Une violente offensive russe contre l'Ukraine a eu lieu dans les premières heures de mardi, entraînant la mort de neuf personnes, dont quatre à Kiev, rapportent les autorités locales.
"Quatre décès ont été confirmés dans la capitale", a déclaré Vitali Klitchko, le maire de Kiev, sur Telegram. Il a également indiqué que 51 autres personnes, dont trois enfants, avaient été blessées en raison des frappes dans divers quartiers de la ville.
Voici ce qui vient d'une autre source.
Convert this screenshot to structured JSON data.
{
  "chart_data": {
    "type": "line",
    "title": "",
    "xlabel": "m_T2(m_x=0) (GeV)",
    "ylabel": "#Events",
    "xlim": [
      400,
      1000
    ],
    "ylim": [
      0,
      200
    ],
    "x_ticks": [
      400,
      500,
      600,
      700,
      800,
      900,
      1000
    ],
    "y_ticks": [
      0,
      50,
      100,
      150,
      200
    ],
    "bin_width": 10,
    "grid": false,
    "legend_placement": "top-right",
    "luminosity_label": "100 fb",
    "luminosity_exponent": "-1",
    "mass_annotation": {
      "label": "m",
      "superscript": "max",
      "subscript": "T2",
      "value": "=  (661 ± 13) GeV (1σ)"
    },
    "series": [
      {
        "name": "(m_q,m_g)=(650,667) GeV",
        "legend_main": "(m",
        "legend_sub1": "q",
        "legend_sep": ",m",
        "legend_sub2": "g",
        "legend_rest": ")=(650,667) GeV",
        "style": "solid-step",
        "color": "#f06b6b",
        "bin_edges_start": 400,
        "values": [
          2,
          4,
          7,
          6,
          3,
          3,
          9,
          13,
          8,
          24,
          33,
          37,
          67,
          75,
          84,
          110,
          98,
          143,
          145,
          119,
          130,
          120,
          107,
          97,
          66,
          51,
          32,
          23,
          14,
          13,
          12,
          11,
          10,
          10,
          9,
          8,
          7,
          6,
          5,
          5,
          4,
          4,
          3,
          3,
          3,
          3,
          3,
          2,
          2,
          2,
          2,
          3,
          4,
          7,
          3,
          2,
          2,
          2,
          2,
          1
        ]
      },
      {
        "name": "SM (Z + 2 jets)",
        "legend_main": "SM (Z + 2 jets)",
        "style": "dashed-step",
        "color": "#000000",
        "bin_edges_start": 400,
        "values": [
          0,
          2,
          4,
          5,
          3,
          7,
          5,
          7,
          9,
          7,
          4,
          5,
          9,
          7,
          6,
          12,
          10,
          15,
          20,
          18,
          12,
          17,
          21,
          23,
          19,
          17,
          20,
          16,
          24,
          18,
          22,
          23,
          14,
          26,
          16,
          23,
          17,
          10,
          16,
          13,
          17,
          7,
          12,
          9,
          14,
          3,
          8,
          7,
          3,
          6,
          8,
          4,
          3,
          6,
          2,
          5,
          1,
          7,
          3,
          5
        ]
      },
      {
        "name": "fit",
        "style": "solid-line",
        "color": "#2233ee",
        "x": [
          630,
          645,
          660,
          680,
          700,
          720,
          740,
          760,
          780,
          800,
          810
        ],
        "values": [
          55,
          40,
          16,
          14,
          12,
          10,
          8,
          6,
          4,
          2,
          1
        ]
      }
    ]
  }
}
Tymour Tkatchenko, le chef de l'administration militaire de la capitale, a averti que "l'ennemi utilise des missiles balistiques". Des nuages de fumée ont émergé dans le ciel de Kiev alors que les habitants cherchaient refuge dans des abris, couronnés de sacs et de couvertures, selon des journalistes de l'AFP.
Dans l'est du pays, à Dnipro, les autorités ont déploré cinq morts et 25 blessés supplémentaires. Oleksandr Ganja, chef de l'administration militaire de la région, a précisé que "le bilan continue de s'alourdir".
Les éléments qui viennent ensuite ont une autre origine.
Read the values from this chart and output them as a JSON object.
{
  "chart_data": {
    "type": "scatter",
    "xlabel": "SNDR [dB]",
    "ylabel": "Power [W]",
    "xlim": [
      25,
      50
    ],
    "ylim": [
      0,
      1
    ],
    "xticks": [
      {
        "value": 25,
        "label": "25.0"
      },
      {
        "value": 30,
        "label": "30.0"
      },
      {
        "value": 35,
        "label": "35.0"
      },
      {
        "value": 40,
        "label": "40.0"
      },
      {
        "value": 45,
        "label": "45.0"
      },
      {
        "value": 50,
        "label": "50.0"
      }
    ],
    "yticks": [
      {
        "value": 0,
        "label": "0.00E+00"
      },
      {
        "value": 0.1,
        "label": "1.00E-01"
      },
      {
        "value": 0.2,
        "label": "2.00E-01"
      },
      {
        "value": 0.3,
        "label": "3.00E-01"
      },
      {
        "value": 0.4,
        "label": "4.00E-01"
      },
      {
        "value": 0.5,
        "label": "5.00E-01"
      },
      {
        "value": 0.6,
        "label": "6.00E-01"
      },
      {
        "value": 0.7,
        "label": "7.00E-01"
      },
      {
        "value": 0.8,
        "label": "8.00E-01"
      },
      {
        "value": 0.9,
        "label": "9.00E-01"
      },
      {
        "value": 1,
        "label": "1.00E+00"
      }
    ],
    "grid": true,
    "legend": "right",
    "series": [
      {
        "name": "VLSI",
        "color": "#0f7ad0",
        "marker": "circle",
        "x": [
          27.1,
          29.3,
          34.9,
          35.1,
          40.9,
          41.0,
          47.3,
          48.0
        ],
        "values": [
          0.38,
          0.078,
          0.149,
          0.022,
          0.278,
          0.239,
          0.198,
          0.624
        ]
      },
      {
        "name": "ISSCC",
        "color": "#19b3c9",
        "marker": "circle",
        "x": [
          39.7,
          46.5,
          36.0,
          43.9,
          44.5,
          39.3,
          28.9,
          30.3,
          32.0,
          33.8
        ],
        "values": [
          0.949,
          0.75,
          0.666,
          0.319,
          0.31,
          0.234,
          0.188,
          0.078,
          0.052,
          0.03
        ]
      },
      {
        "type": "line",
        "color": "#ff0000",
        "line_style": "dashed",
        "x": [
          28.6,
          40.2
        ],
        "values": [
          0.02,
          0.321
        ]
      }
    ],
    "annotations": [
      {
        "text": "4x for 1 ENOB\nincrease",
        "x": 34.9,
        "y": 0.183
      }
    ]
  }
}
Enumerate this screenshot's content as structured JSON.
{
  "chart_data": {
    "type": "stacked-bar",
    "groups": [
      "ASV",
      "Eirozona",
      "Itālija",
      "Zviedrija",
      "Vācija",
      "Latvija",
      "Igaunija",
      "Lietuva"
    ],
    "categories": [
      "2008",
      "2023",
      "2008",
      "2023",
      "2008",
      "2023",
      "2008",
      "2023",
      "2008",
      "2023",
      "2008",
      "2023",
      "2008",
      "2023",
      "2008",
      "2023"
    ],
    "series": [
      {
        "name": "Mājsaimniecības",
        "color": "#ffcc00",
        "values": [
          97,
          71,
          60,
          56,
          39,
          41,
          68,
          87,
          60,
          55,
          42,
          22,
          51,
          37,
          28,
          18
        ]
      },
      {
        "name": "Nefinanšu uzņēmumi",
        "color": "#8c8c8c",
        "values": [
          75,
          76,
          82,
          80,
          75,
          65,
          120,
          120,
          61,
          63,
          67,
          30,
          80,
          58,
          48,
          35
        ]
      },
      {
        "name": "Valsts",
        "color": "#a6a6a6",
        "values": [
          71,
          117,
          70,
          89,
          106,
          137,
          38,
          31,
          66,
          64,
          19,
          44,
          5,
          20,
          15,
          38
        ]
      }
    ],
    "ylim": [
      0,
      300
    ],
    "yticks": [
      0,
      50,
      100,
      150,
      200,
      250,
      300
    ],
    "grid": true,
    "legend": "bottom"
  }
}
À Kharkiv, également dans l'est, dix personnes ont été blessées, dont un enfant, lors d'une attaque impliquant 15 drones et deux missiles, d'après le maire Igor Terekhov.
- Frappes intensifiées -
Du côté russe, un civil a perdu la vie lundi dans la région de Koursk, suite à une attaque par drone ukrainien, selon le gouverneur local, Aleksandr Khinchtein.
Une attaque de drones a également provoqué un incendie dans la raffinerie d'Ilski, dans la région de Krasnodar, comme l'a rapporté le quartier général opérationnel de cette région.
Le président ukrainien Volodymyr Zelensky avait précédemment averti que Moscou se préparait à "une nouvelle frappe massive". La Russie a d'ailleurs exhorté les diplomates étrangers à quitter Kiev.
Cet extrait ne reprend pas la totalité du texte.